First, we can learn to recognize that the difficulty is our path instead of trying to escape from it. This is a radical yet necessary change in our perspective. When uncomfortable things happen to us, we rarely want to have anything to do with them. We might respond with the belief "Things shouldn't be this way" or "Life shouldn't be so messy." Who says? Who says that life shouldn't be a mess? When life is not fitting our expectations of how it's supposed to be, we usually try to change it to fit our expectations. But the key to practice is not to try to change our life but to change our relationship to our expectations — to learn to see whatever is happening as our path.

Our difficulties are not obstacles to the path; they are the path itself. They are opportunities to awaken. Can we learn what it means to welcome an unwanted situation, with its sense of groundlessness, as a wake-up call? Can we look at it as a signal that there is something here to be learned? Can we allow it to penetrate our hearts? By learning to do this, we are taking the first step toward learning what it means to be open to life as it is. We are learning what it means to be willing to be with whatever life presents us. Even when we don't like it, we understand that this difficulty is our practice, our path, our life.

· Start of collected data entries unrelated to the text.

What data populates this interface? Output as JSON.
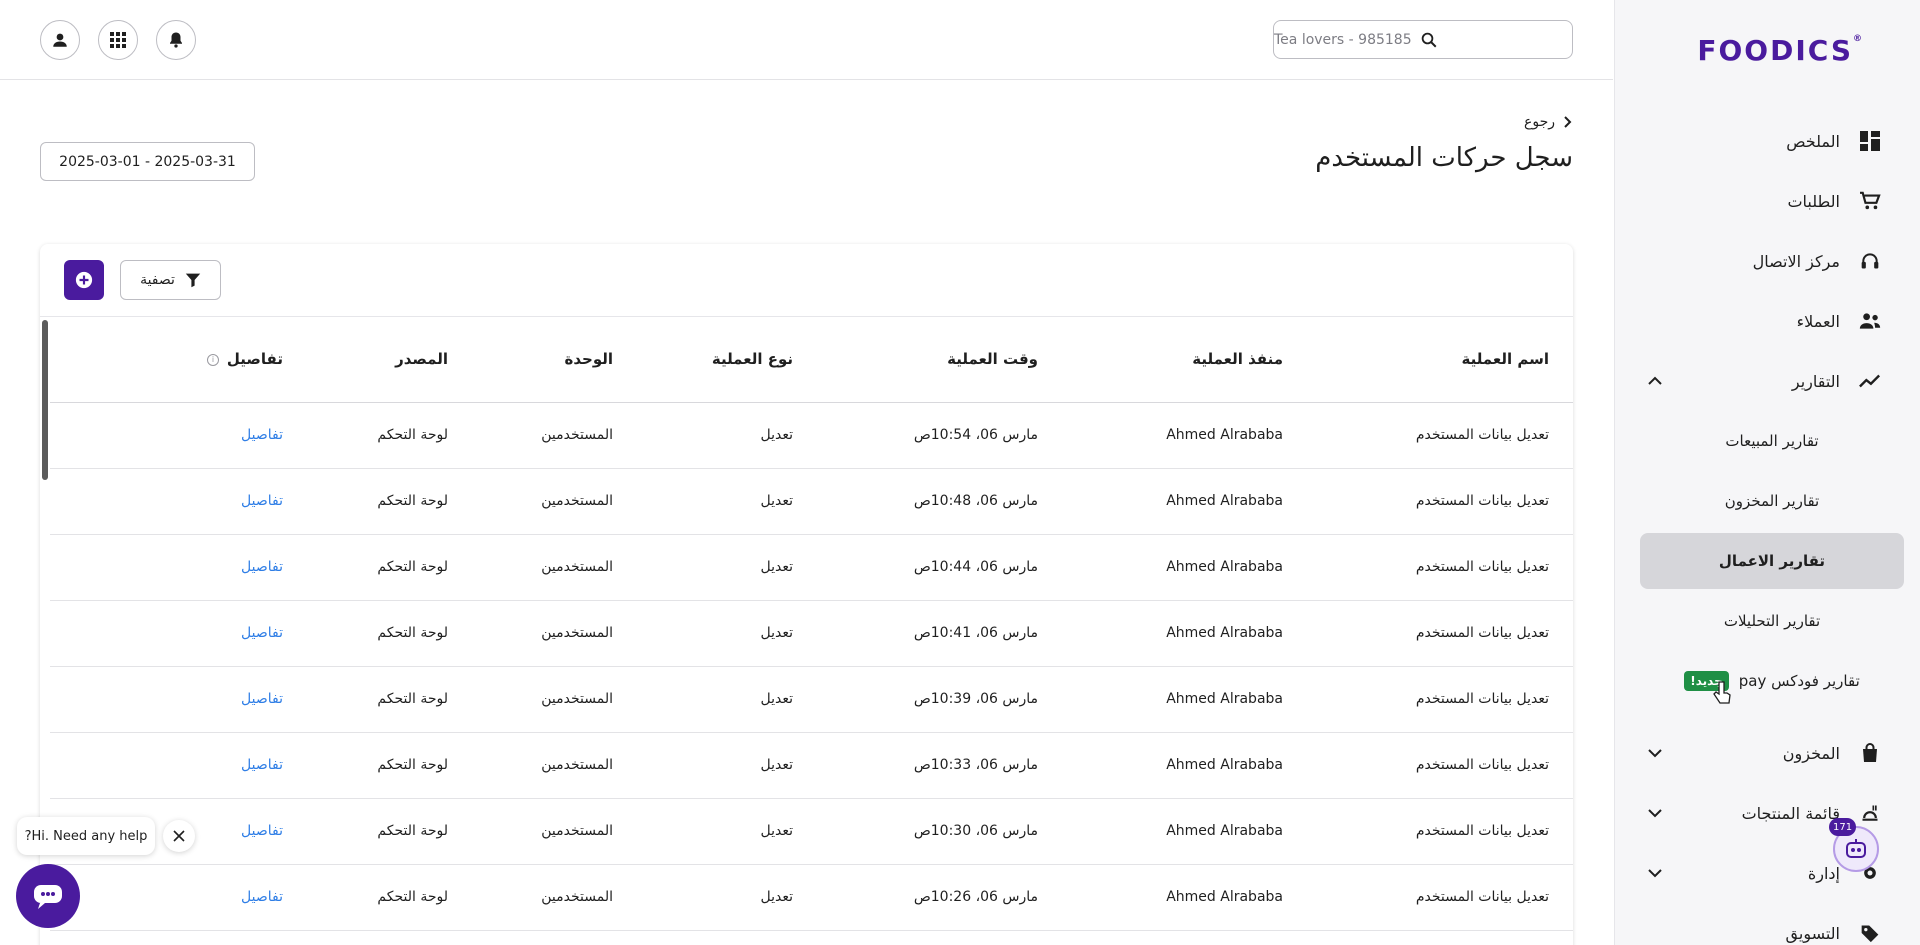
{
  "app": {
    "logo": "FOODICS",
    "logo_mark": "®"
  },
  "search": {
    "placeholder": "Tea lovers - 985185"
  },
  "header": {
    "back_label": "رجوع",
    "title": "سجل حركات المستخدم",
    "date_range": "2025-03-01 - 2025-03-31"
  },
  "toolbar": {
    "filter_label": "تصفية"
  },
  "sidebar": {
    "items": [
      {
        "label": "الملخص",
        "icon": "dashboard-icon"
      },
      {
        "label": "الطلبات",
        "icon": "cart-icon"
      },
      {
        "label": "مركز الاتصال",
        "icon": "headset-icon"
      },
      {
        "label": "العملاء",
        "icon": "people-icon"
      },
      {
        "label": "التقارير",
        "icon": "trend-icon",
        "expanded": true
      },
      {
        "label": "المخزون",
        "icon": "bag-icon"
      },
      {
        "label": "قائمة المنتجات",
        "icon": "menu-icon"
      },
      {
        "label": "إدارة",
        "icon": "gear-icon"
      },
      {
        "label": "التسويق",
        "icon": "tag-icon"
      }
    ],
    "report_subitems": [
      {
        "label": "تقارير المبيعات"
      },
      {
        "label": "تقارير المخزون"
      },
      {
        "label": "تقارير الاعمال",
        "active": true
      },
      {
        "label": "تقارير التحليلات"
      },
      {
        "label": "تقارير فودكس pay",
        "badge": "جديد!"
      }
    ]
  },
  "table": {
    "columns": [
      "اسم العملية",
      "منفذ العملية",
      "وقت العملية",
      "نوع العملية",
      "الوحدة",
      "المصدر",
      "تفاصيل"
    ],
    "rows": [
      {
        "name": "تعديل بيانات المستخدم",
        "actor": "Ahmed Alrababa",
        "time": "مارس 06، 10:54ص",
        "type": "تعديل",
        "unit": "المستخدمين",
        "source": "لوحة التحكم",
        "details": "تفاصيل"
      },
      {
        "name": "تعديل بيانات المستخدم",
        "actor": "Ahmed Alrababa",
        "time": "مارس 06، 10:48ص",
        "type": "تعديل",
        "unit": "المستخدمين",
        "source": "لوحة التحكم",
        "details": "تفاصيل"
      },
      {
        "name": "تعديل بيانات المستخدم",
        "actor": "Ahmed Alrababa",
        "time": "مارس 06، 10:44ص",
        "type": "تعديل",
        "unit": "المستخدمين",
        "source": "لوحة التحكم",
        "details": "تفاصيل"
      },
      {
        "name": "تعديل بيانات المستخدم",
        "actor": "Ahmed Alrababa",
        "time": "مارس 06، 10:41ص",
        "type": "تعديل",
        "unit": "المستخدمين",
        "source": "لوحة التحكم",
        "details": "تفاصيل"
      },
      {
        "name": "تعديل بيانات المستخدم",
        "actor": "Ahmed Alrababa",
        "time": "مارس 06، 10:39ص",
        "type": "تعديل",
        "unit": "المستخدمين",
        "source": "لوحة التحكم",
        "details": "تفاصيل"
      },
      {
        "name": "تعديل بيانات المستخدم",
        "actor": "Ahmed Alrababa",
        "time": "مارس 06، 10:33ص",
        "type": "تعديل",
        "unit": "المستخدمين",
        "source": "لوحة التحكم",
        "details": "تفاصيل"
      },
      {
        "name": "تعديل بيانات المستخدم",
        "actor": "Ahmed Alrababa",
        "time": "مارس 06، 10:30ص",
        "type": "تعديل",
        "unit": "المستخدمين",
        "source": "لوحة التحكم",
        "details": "تفاصيل"
      },
      {
        "name": "تعديل بيانات المستخدم",
        "actor": "Ahmed Alrababa",
        "time": "مارس 06، 10:26ص",
        "type": "تعديل",
        "unit": "المستخدمين",
        "source": "لوحة التحكم",
        "details": "تفاصيل"
      }
    ]
  },
  "help": {
    "bubble_text": "Hi. Need any help?",
    "bot_badge": "171"
  },
  "colors": {
    "brand": "#4a1b9e",
    "link": "#2f7ee6",
    "new_badge": "#1f8f45",
    "active_bg": "#d6d6da"
  }
}
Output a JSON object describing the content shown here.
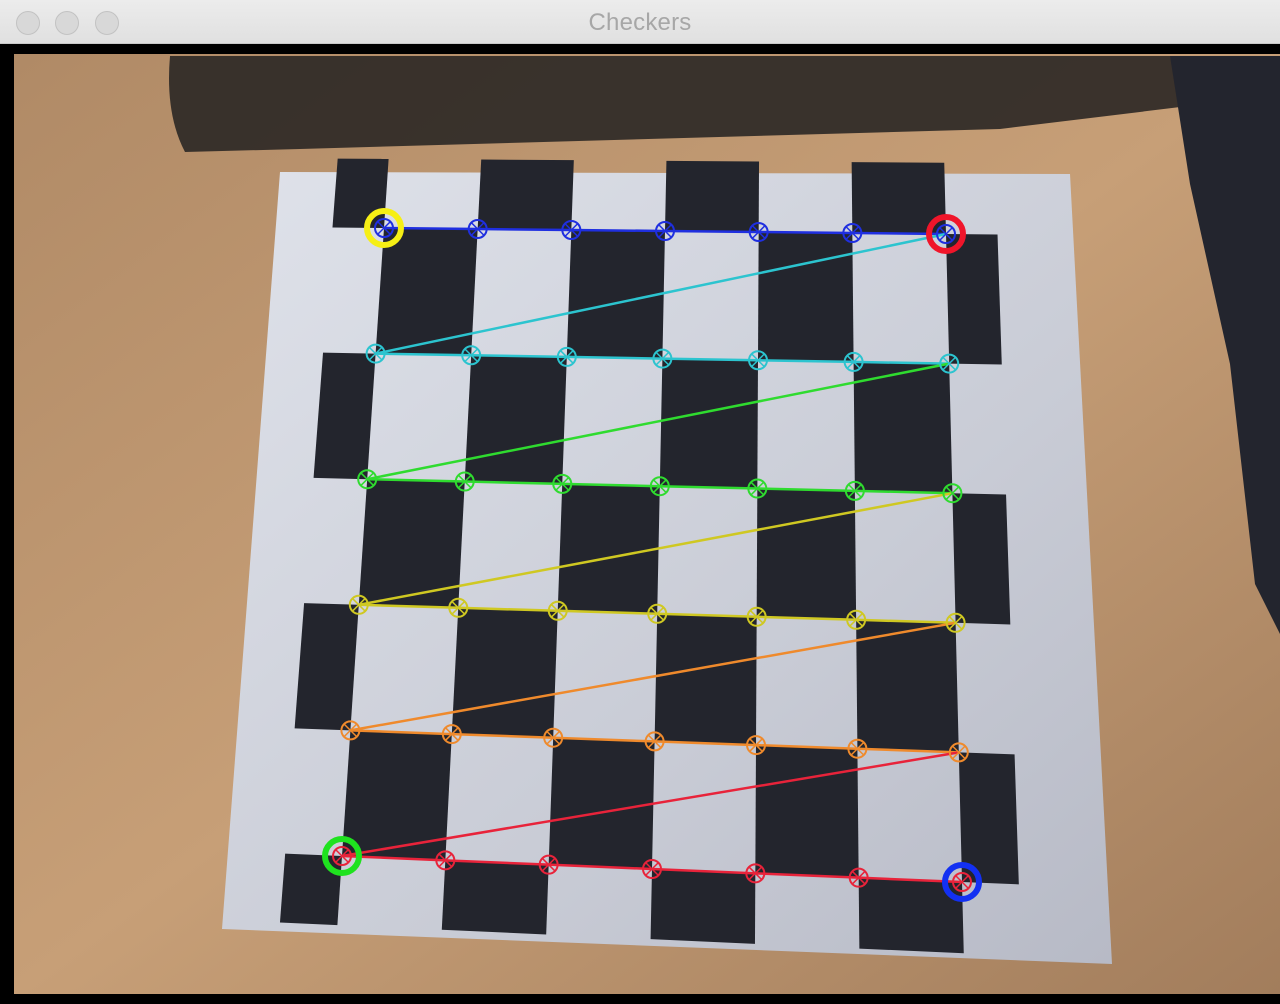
{
  "window": {
    "title": "Checkers"
  },
  "image_content": {
    "board": {
      "cols": 7,
      "rows": 6
    },
    "row_colors": [
      "#1f2fe0",
      "#2cc4cf",
      "#2fdb2f",
      "#cfc822",
      "#ef8a2c",
      "#e8233a"
    ],
    "start_markers": [
      {
        "corner": "first",
        "color": "#f6ef15"
      },
      {
        "corner": "top-right",
        "color": "#f0152a"
      },
      {
        "corner": "bottom-left",
        "color": "#1fe21f"
      },
      {
        "corner": "last",
        "color": "#1330f2"
      }
    ]
  }
}
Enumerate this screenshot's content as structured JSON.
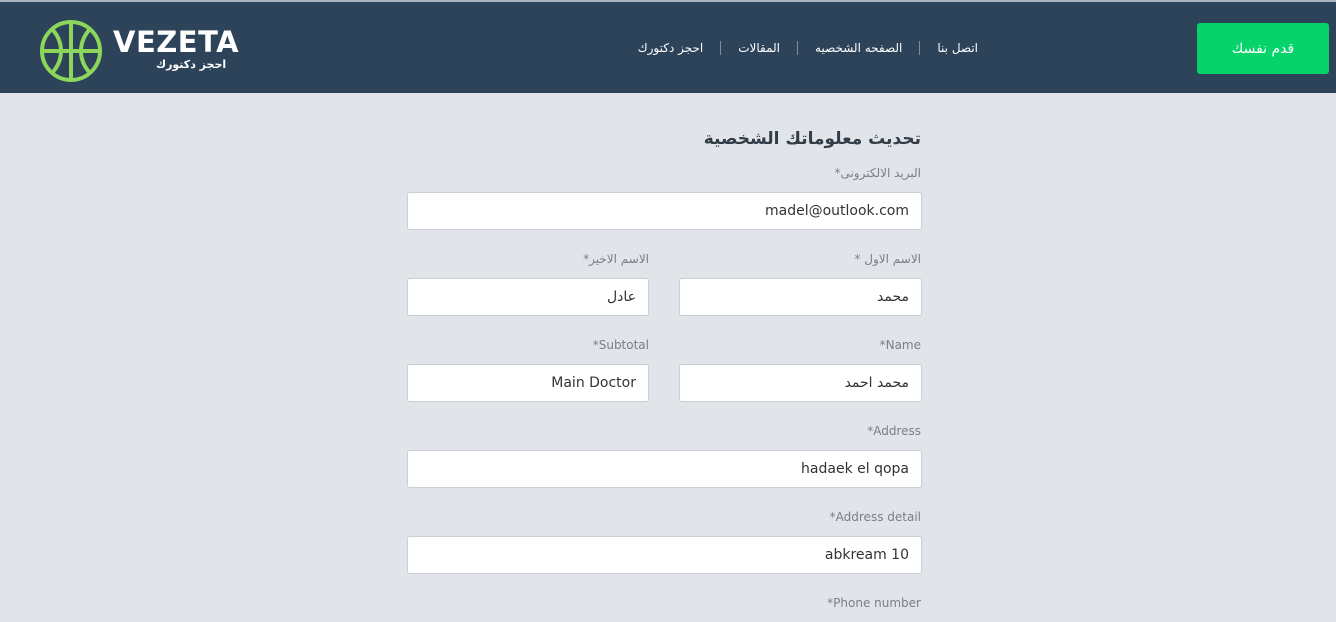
{
  "brand": {
    "name": "VEZETA",
    "tagline": "احجز دكتورك"
  },
  "nav": {
    "links": [
      "اتصل بنا",
      "الصفحه الشخصيه",
      "المقالات",
      "احجز دكتورك"
    ],
    "cta_label": "قدم نفسك"
  },
  "colors": {
    "navbar": "#2d4359",
    "accent": "#06d36a",
    "logo_icon": "#8bd65b",
    "page_background": "#e1e5ea"
  },
  "form": {
    "title": "تحديث معلوماتك الشخصية",
    "email": {
      "label": "البريد الالكترونى*",
      "value": "madel@outlook.com"
    },
    "first_name": {
      "label": "الاسم الاول *",
      "value": "محمد"
    },
    "last_name": {
      "label": "الاسم الاخير*",
      "value": "عادل"
    },
    "name": {
      "label": "*Name",
      "value": "محمد احمد"
    },
    "subtotal": {
      "label": "*Subtotal",
      "value": "Main Doctor"
    },
    "address": {
      "label": "*Address",
      "value": "hadaek el qopa"
    },
    "address_detail": {
      "label": "*Address detail",
      "value": "abkream 10"
    },
    "phone": {
      "label": "*Phone number"
    }
  }
}
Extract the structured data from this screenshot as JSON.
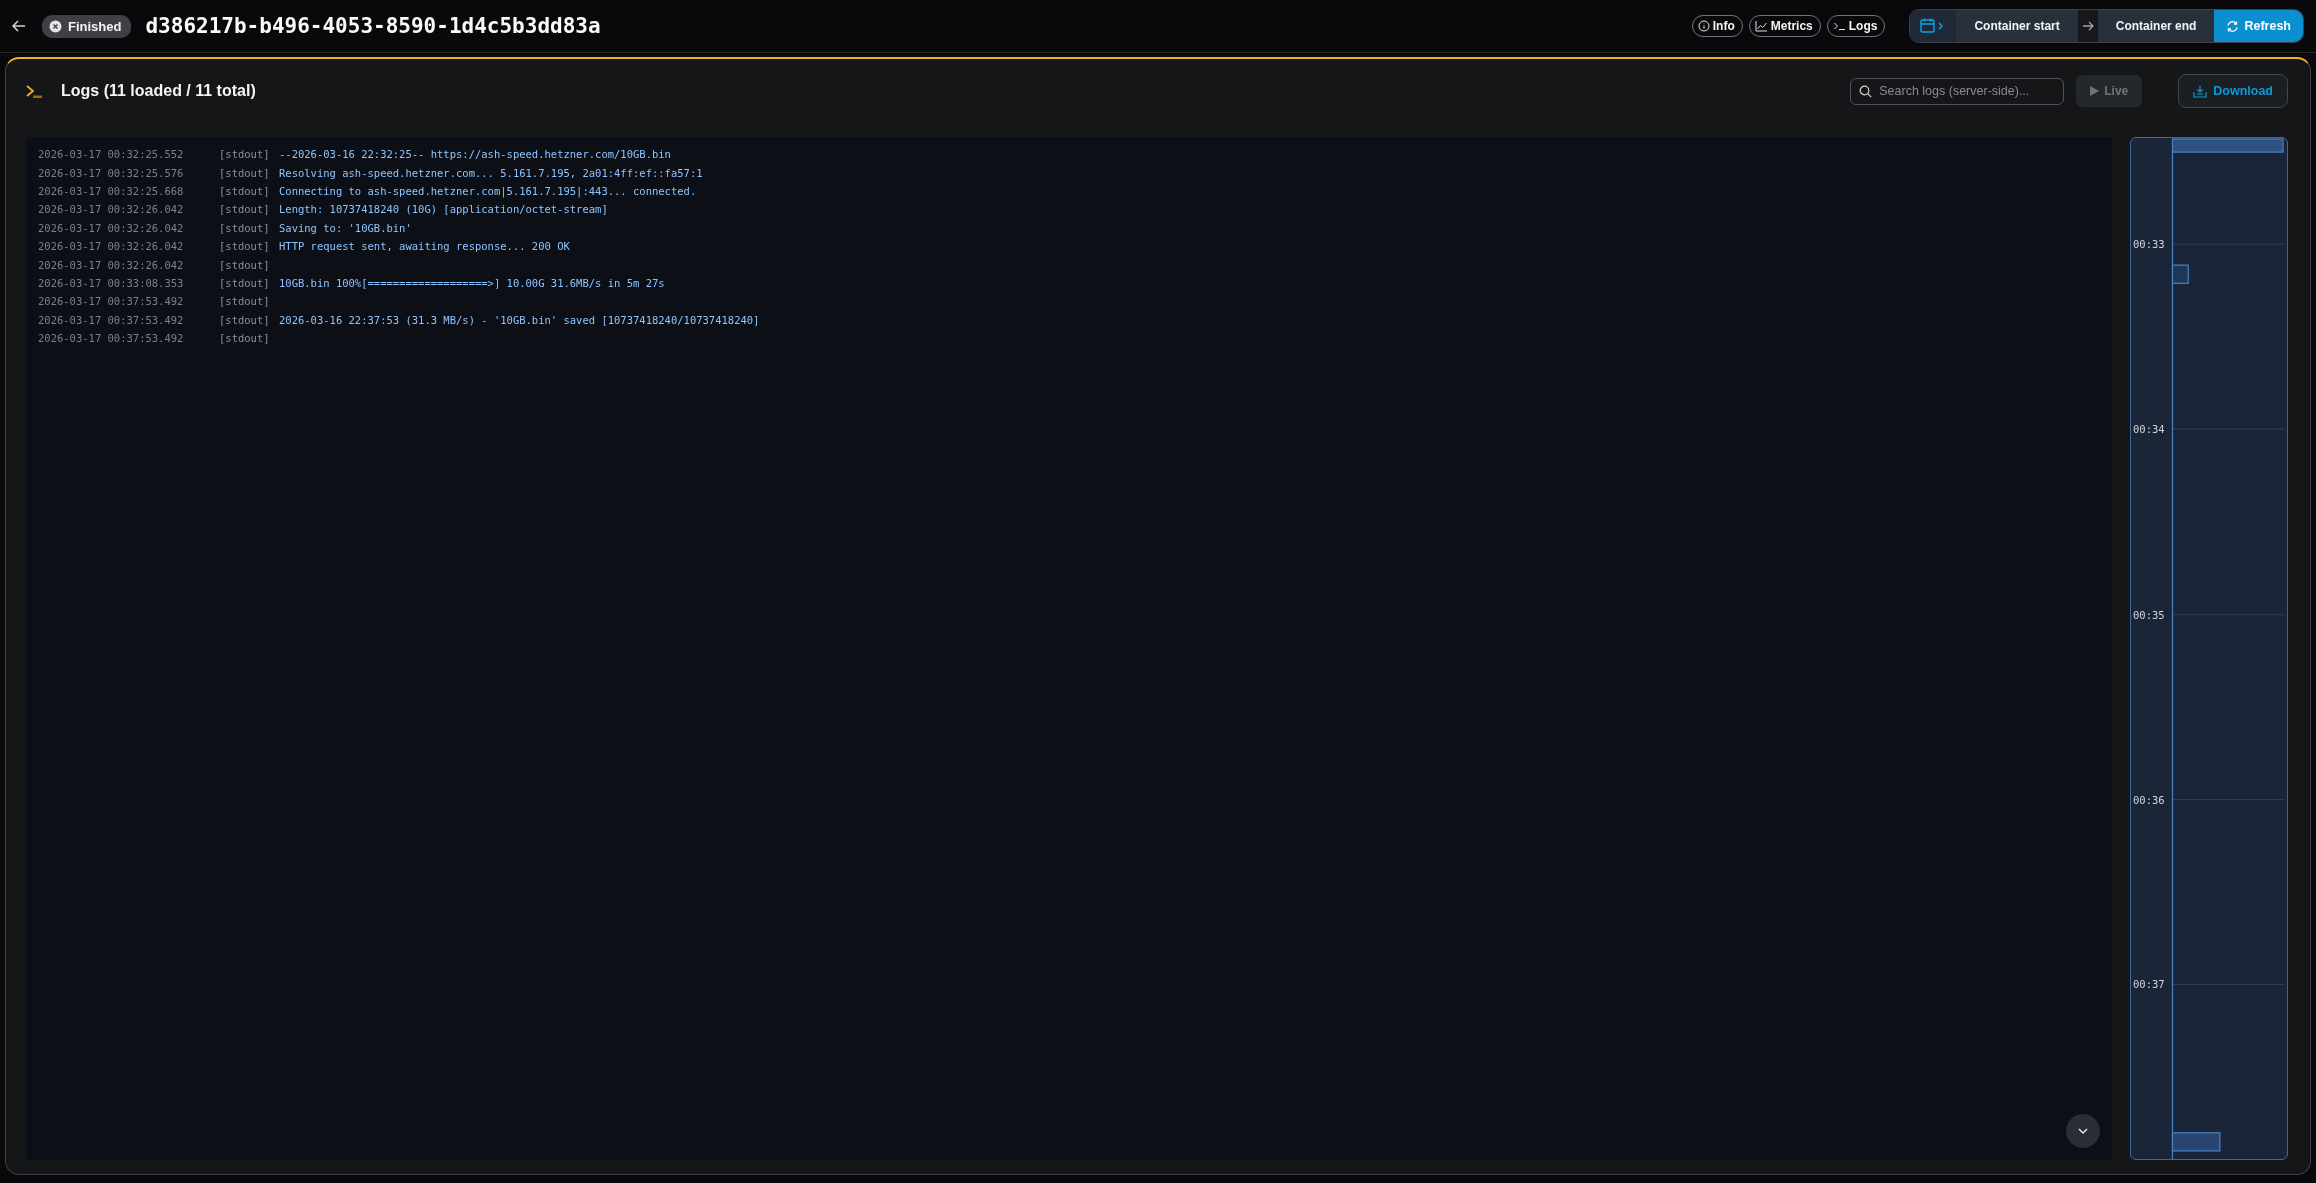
{
  "header": {
    "status": "Finished",
    "title": "d386217b-b496-4053-8590-1d4c5b3dd83a",
    "views": [
      {
        "label": "Info",
        "kind": "info"
      },
      {
        "label": "Metrics",
        "kind": "chart"
      },
      {
        "label": "Logs",
        "kind": "terminal"
      }
    ],
    "range": {
      "start": "Container start",
      "end": "Container end",
      "refresh": "Refresh"
    }
  },
  "logs_panel": {
    "title": "Logs (11 loaded / 11 total)",
    "search": {
      "placeholder": "Search logs (server-side)..."
    },
    "live": {
      "label": "Live",
      "disabled": true
    },
    "download": "Download",
    "lines": [
      {
        "time": "2026-03-17 00:32:25.552",
        "stream": "[stdout]",
        "message": "--2026-03-16 22:32:25-- https://ash-speed.hetzner.com/10GB.bin"
      },
      {
        "time": "2026-03-17 00:32:25.576",
        "stream": "[stdout]",
        "message": "Resolving ash-speed.hetzner.com... 5.161.7.195, 2a01:4ff:ef::fa57:1"
      },
      {
        "time": "2026-03-17 00:32:25.668",
        "stream": "[stdout]",
        "message": "Connecting to ash-speed.hetzner.com|5.161.7.195|:443... connected."
      },
      {
        "time": "2026-03-17 00:32:26.042",
        "stream": "[stdout]",
        "message": "Length: 10737418240 (10G) [application/octet-stream]"
      },
      {
        "time": "2026-03-17 00:32:26.042",
        "stream": "[stdout]",
        "message": "Saving to: '10GB.bin'"
      },
      {
        "time": "2026-03-17 00:32:26.042",
        "stream": "[stdout]",
        "message": "HTTP request sent, awaiting response... 200 OK"
      },
      {
        "time": "2026-03-17 00:32:26.042",
        "stream": "[stdout]"
      },
      {
        "time": "2026-03-17 00:33:08.353",
        "stream": "[stdout]",
        "message": "10GB.bin 100%[===================>] 10.00G 31.6MB/s in 5m 27s"
      },
      {
        "time": "2026-03-17 00:37:53.492",
        "stream": "[stdout]"
      },
      {
        "time": "2026-03-17 00:37:53.492",
        "stream": "[stdout]",
        "message": "2026-03-16 22:37:53 (31.3 MB/s) - '10GB.bin' saved [10737418240/10737418240]"
      },
      {
        "time": "2026-03-17 00:37:53.492",
        "stream": "[stdout]"
      }
    ],
    "timeline": {
      "ticks": [
        "00:33",
        "00:34",
        "00:35",
        "00:36",
        "00:37"
      ]
    }
  }
}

Second, when hardship strikes, we can learn not to point the finger of blame — at another person, at ourselves, at an institution, or even at life itself — and instead turn our attention inward. When we're in distress, this is often one of the hardest things to do, because we so want to defend ourselves. We so want to be right. But it is much more helpful to look at what we ourselves have brought to the situation — beliefs, expectations, requirements, and cravings. Then we might gradually come to understand that whenever we're having an emotional reaction, it's a signal that we have some belief system in place that we haven't yet looked at deeply enough. With practice this understanding gradually becomes our basic orientation.